UMA VISÃO DO FUNDO DO MAR
Essa noite eu caí no fundo mar
Lá eu só vi surpresas, vi o que não se quer ver
Vi as coisas pelo avesso, espalhadas caoticamente
Daquele jeito que nos irrita, porque fingimos sempre o equilíbrio
Lá as coisas estão nuas, e de olhos fechados tudo se torna visível
No fundo do mar tudo é autêntico, até a hipocrisia
No fundo do mar tudo é verdadeiro, até a mentira
No fundo do mar tudo é manso, até a cólera
No fundo do mar tudo é decente, até a devassidão
No fundo do mar tudo é escuro, até o sol do meio-dia
No fundo do mar tudo é sério, até a filosofia
Lá eu me descobri diferente, eu era outra pessoa
Eu era uma amálgama inédita, sem temor e sem pudor
Lá eu era vento e pedra, padre e pastor
Porque no fundo do mar tudo é novo, até o mundo
E embora eu não quisesse ver, no fundo do mar eu me sentia bem
Lá eu era assim, inteligente, paciente, cafajeste, triste
Pois no fundo do mar tudo é solidão, até a turba
No fundo do mar tudo é santo, até a igreja
No fundo do mar tudo é força, até o homem
No fundo do mar tudo é saúde, até a doença
No fundo do mar tudo é casto, até o sexo
No fundo do mar tudo é alegria, até a vida
No fundo do mar tudo é doce, até o terror
Lá todas as coisas valem a pena, porque não há almas grandes
No fundo do mar a razão é uma louca alucinada
A gritar freneticamente pelas ruas sem que ninguém a ouça
No fundo do mar o sentido é um ermitão a que ninguém quer dar ouvidos
E o bom senso é um serial killer a quem todos cospem na cara
Lá eu era uma dezena de pessoas, uno como ninguém
Porque no fundo do mar tudo é inteligível, até a Santíssima Trindade
No fundo mar tudo é alegre, até um tango argentino
No fundo do mar tudo é soberbo, até o sorriso de uma criança
No fundo do mar tudo é perfeito, até o matrimônio
No fundo do mar tudo é honesto, até a política
No fundo do mar tudo é puro, até o beijo de uma prostituta
No fundo do mar tudo é leve, até a miséria nossa de cada dia
No fundo do mar todas as coisas têm asas, por isso tudo flui
Lá tudo é confortável, até as garras de um gavião
Lá os loucos dão as ordens e as encarceradas fazem as leis
Ninguém se espanta da desordem, pois que ela entra pelas narinas
Os leões vigiam os jardins e as cobras dão os primeiros acordes das manhãs
Nas catedrais os bancos ficam presos ao teto e os fiéis dormem nas celebrações
Nos funerais os bem-te-vis cuidam das velas e as carpideiras arrumam as telhas das casas
No fundo do mar tudo é ideal, até as escolas
No fundo do mar tudo é popular, até os livros de Nietzsche
No fundo do mar tudo é saboroso, até o veneno das serpentes
No fundo do mar tudo é improvisado, até a liturgia da missa
No fundo do mar tudo é festa, até a morte de um micróbio
No fundo do mar todos vão à escola, até as vacas
Foi lá que eu me encontrei, e, engraçado, acabei por me perder
Porque no fundo do mar a alegria não tem fim
E lá a tristeza é um prato servido em todos os lugares nobres
No fundo do mar a burguesia dança no meio da rua mostrando as nádegas
Mas as pessoas-de-bem pouco se importam, já que suas casas não possuem janelas
No fundo do mar tudo é sono, mas vive bem que vive em vigília
Foi quando me lançaram uma bóia, na qual estava escrito: “Vida real”
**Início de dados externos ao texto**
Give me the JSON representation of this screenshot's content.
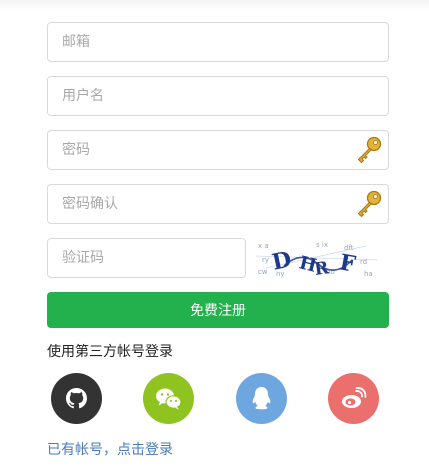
{
  "form": {
    "email": {
      "placeholder": "邮箱",
      "value": ""
    },
    "username": {
      "placeholder": "用户名",
      "value": ""
    },
    "password": {
      "placeholder": "密码",
      "value": ""
    },
    "password_confirm": {
      "placeholder": "密码确认",
      "value": ""
    },
    "captcha": {
      "placeholder": "验证码",
      "value": ""
    },
    "captcha_image_text": "DHRF",
    "submit_label": "免费注册"
  },
  "third_party": {
    "title": "使用第三方帐号登录",
    "providers": [
      {
        "name": "github-icon",
        "color": "#333333"
      },
      {
        "name": "wechat-icon",
        "color": "#8fc31f"
      },
      {
        "name": "qq-icon",
        "color": "#6ea6e0"
      },
      {
        "name": "weibo-icon",
        "color": "#eb6f6c"
      }
    ]
  },
  "footer": {
    "login_link": "已有帐号，点击登录"
  },
  "icons": {
    "password_toggle": "key-icon"
  },
  "colors": {
    "primary_button": "#22b14c",
    "link": "#4a7ab8",
    "border": "#d9d9d9",
    "placeholder": "#a8a8a8"
  }
}
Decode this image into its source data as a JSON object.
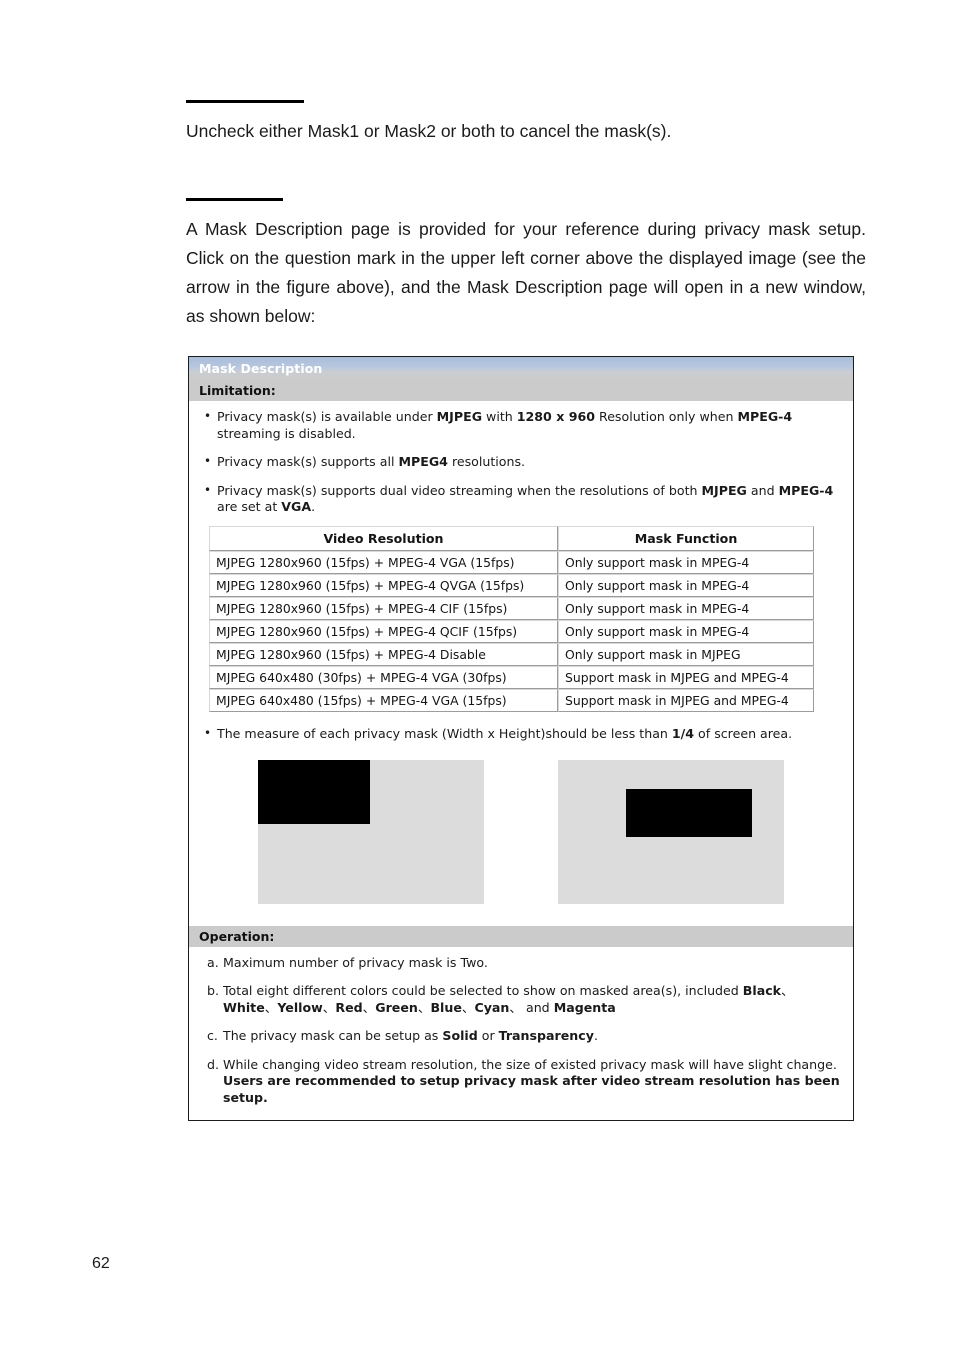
{
  "document": {
    "page_number": "62",
    "paragraphs": [
      {
        "id": "p1",
        "text": "Uncheck either Mask1 or Mask2 or both to cancel the mask(s)."
      },
      {
        "id": "p2",
        "text": "A Mask Description page is provided for your reference during privacy mask setup. Click on the question mark in the upper left corner above the displayed image (see the arrow in the figure above), and the Mask Description page will open in a new window, as shown below:"
      }
    ]
  },
  "mask_panel": {
    "title": "Mask Description",
    "colors": {
      "titlebar_accent": "#a9bcd9",
      "section_band": "#cbcbcb",
      "mask_fill": "#000000",
      "image_placeholder": "#dcdcdc",
      "panel_border": "#1c1c1c"
    },
    "limitation": {
      "heading": "Limitation:",
      "bullets": [
        {
          "parts": [
            {
              "t": "Privacy mask(s) is available under ",
              "b": false
            },
            {
              "t": "MJPEG",
              "b": true
            },
            {
              "t": " with ",
              "b": false
            },
            {
              "t": "1280 x 960",
              "b": true
            },
            {
              "t": " Resolution only when ",
              "b": false
            },
            {
              "t": "MPEG-4",
              "b": true
            },
            {
              "t": " streaming is disabled.",
              "b": false
            }
          ]
        },
        {
          "parts": [
            {
              "t": "Privacy mask(s) supports all ",
              "b": false
            },
            {
              "t": "MPEG4",
              "b": true
            },
            {
              "t": " resolutions.",
              "b": false
            }
          ]
        },
        {
          "parts": [
            {
              "t": "Privacy mask(s) supports dual video streaming when the resolutions of both ",
              "b": false
            },
            {
              "t": "MJPEG",
              "b": true
            },
            {
              "t": " and ",
              "b": false
            },
            {
              "t": "MPEG-4",
              "b": true
            },
            {
              "t": " are set at ",
              "b": false
            },
            {
              "t": "VGA",
              "b": true
            },
            {
              "t": ".",
              "b": false
            }
          ]
        }
      ]
    },
    "table": {
      "headers": [
        "Video Resolution",
        "Mask Function"
      ],
      "rows": [
        [
          "MJPEG 1280x960 (15fps) + MPEG-4 VGA (15fps)",
          "Only support mask in MPEG-4"
        ],
        [
          "MJPEG 1280x960 (15fps) + MPEG-4 QVGA (15fps)",
          "Only support mask in MPEG-4"
        ],
        [
          "MJPEG 1280x960 (15fps) + MPEG-4 CIF (15fps)",
          "Only support mask in MPEG-4"
        ],
        [
          "MJPEG 1280x960 (15fps) + MPEG-4 QCIF (15fps)",
          "Only support mask in MPEG-4"
        ],
        [
          "MJPEG 1280x960 (15fps) + MPEG-4 Disable",
          "Only support mask in MJPEG"
        ],
        [
          "MJPEG 640x480 (30fps) + MPEG-4 VGA (30fps)",
          "Support mask in MJPEG and MPEG-4"
        ],
        [
          "MJPEG 640x480 (15fps) + MPEG-4 VGA (15fps)",
          "Support mask in MJPEG and MPEG-4"
        ]
      ]
    },
    "measure_note": {
      "parts": [
        {
          "t": "The measure of each privacy mask (Width x Height)should be less than ",
          "b": false
        },
        {
          "t": "1/4",
          "b": true
        },
        {
          "t": " of screen area.",
          "b": false
        }
      ]
    },
    "examples": [
      {
        "name": "mask-example-corner"
      },
      {
        "name": "mask-example-center"
      }
    ],
    "operation": {
      "heading": "Operation:",
      "items": [
        {
          "marker": "a.",
          "parts": [
            {
              "t": "Maximum number of privacy mask is Two.",
              "b": false
            }
          ]
        },
        {
          "marker": "b.",
          "parts": [
            {
              "t": "Total eight different colors could be selected to show on masked area(s), included ",
              "b": false
            },
            {
              "t": "Black",
              "b": true
            },
            {
              "t": "、",
              "b": false
            },
            {
              "t": "White",
              "b": true
            },
            {
              "t": "、",
              "b": false
            },
            {
              "t": "Yellow",
              "b": true
            },
            {
              "t": "、",
              "b": false
            },
            {
              "t": "Red",
              "b": true
            },
            {
              "t": "、",
              "b": false
            },
            {
              "t": "Green",
              "b": true
            },
            {
              "t": "、",
              "b": false
            },
            {
              "t": "Blue",
              "b": true
            },
            {
              "t": "、",
              "b": false
            },
            {
              "t": "Cyan",
              "b": true
            },
            {
              "t": "、",
              "b": false
            },
            {
              "t": " and ",
              "b": false
            },
            {
              "t": "Magenta",
              "b": true
            }
          ]
        },
        {
          "marker": "c.",
          "parts": [
            {
              "t": "The privacy mask can be setup as ",
              "b": false
            },
            {
              "t": "Solid",
              "b": true
            },
            {
              "t": " or ",
              "b": false
            },
            {
              "t": "Transparency",
              "b": true
            },
            {
              "t": ".",
              "b": false
            }
          ]
        },
        {
          "marker": "d.",
          "parts": [
            {
              "t": "While changing video stream resolution, the size of existed privacy mask will have slight change. ",
              "b": false
            },
            {
              "t": "Users are recommended to setup privacy mask after video stream resolution has been setup.",
              "b": true
            }
          ]
        }
      ]
    }
  }
}
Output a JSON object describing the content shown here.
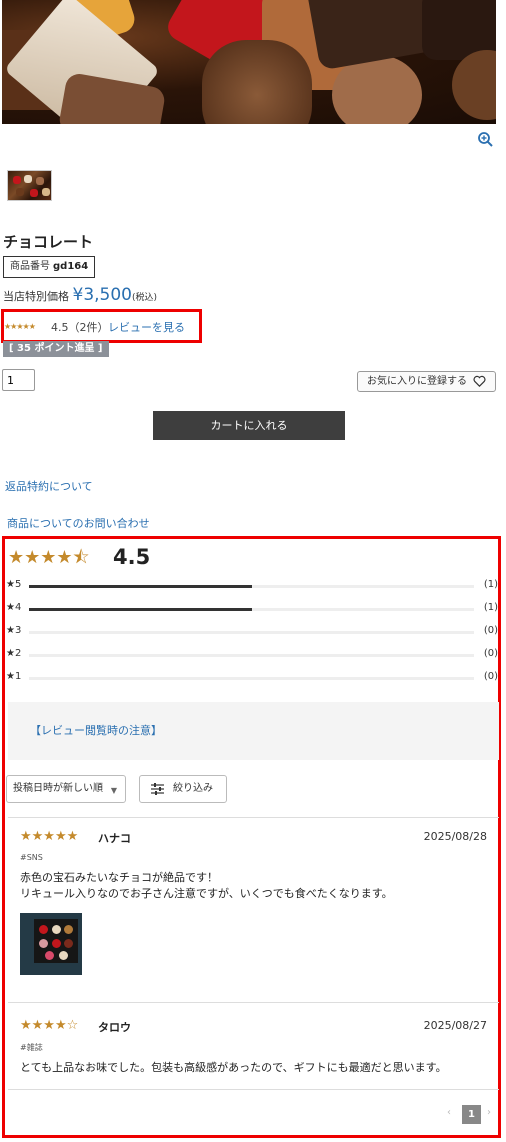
{
  "product": {
    "title": "チョコレート",
    "code_label": "商品番号",
    "code": "gd164",
    "price_label": "当店特別価格",
    "price": "¥3,500",
    "tax_label": "(税込)",
    "rating_stars": "★★★★★",
    "rating_text": "4.5（2件）",
    "review_link": "レビューを見る",
    "points": "[ 35 ポイント進呈 ]",
    "quantity": "1",
    "favorite_label": "お気に入りに登録する",
    "cart_label": "カートに入れる",
    "return_link": "返品特約について",
    "inquiry_link": "商品についてのお問い合わせ"
  },
  "review_summary": {
    "stars": "★★★★⯪",
    "average": "4.5",
    "distribution": [
      {
        "label": "★5",
        "count_text": "(1)",
        "share": 0.5
      },
      {
        "label": "★4",
        "count_text": "(1)",
        "share": 0.5
      },
      {
        "label": "★3",
        "count_text": "(0)",
        "share": 0
      },
      {
        "label": "★2",
        "count_text": "(0)",
        "share": 0
      },
      {
        "label": "★1",
        "count_text": "(0)",
        "share": 0
      }
    ],
    "notice": "【レビュー閲覧時の注意】",
    "sort_label": "投稿日時が新しい順",
    "filter_label": "絞り込み"
  },
  "reviews": [
    {
      "stars": "★★★★★",
      "name": "ハナコ",
      "date": "2025/08/28",
      "tag": "#SNS",
      "body_1": "赤色の宝石みたいなチョコが絶品です！",
      "body_2": "リキュール入りなのでお子さん注意ですが、いくつでも食べたくなります。",
      "has_photo": true
    },
    {
      "stars": "★★★★☆",
      "name": "タロウ",
      "date": "2025/08/27",
      "tag": "#雑誌",
      "body_1": "とても上品なお味でした。包装も高級感があったので、ギフトにも最適だと思います。",
      "body_2": "",
      "has_photo": false
    }
  ],
  "pagination": {
    "prev": "‹",
    "current": "1",
    "next": "›"
  },
  "icons": {
    "zoom": "zoom-in-icon",
    "heart": "heart-icon",
    "filter": "sliders-icon",
    "caret": "caret-down-icon"
  },
  "colors": {
    "star": "#c48a2c",
    "link": "#2a6fb0",
    "highlight_border": "#e00",
    "cart_bg": "#3e3e3e"
  }
}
E tudo se fez velho, como num parto bem sucedido
E tudo se fez novo, como num canto não ouvido...
Paulo Nascimento
3 comentários:
Não conhecia ainda essa sua vertente poética. Até então só havia lido (e apreciado) seus artigos que mesclam teologia,sociologia e filosofia de uma maneira muito deliciosa de se ler. Fiquei encantada, também, com a sua poesia. Fiquei com uma vontade enorme de visitar o fundo do mar. Só que eu não saberia descrever com tanta beleza a minha experiência por lá.
Oi Maria! Obrigado pela graciocidade. Esses arroubos poéticos me aparecem muito raramente. Mas quando aparecem, trato de engaiolá-los logo numa rede de palavras. Obrigado por acompanhar nossas meditações. Um grande abraço!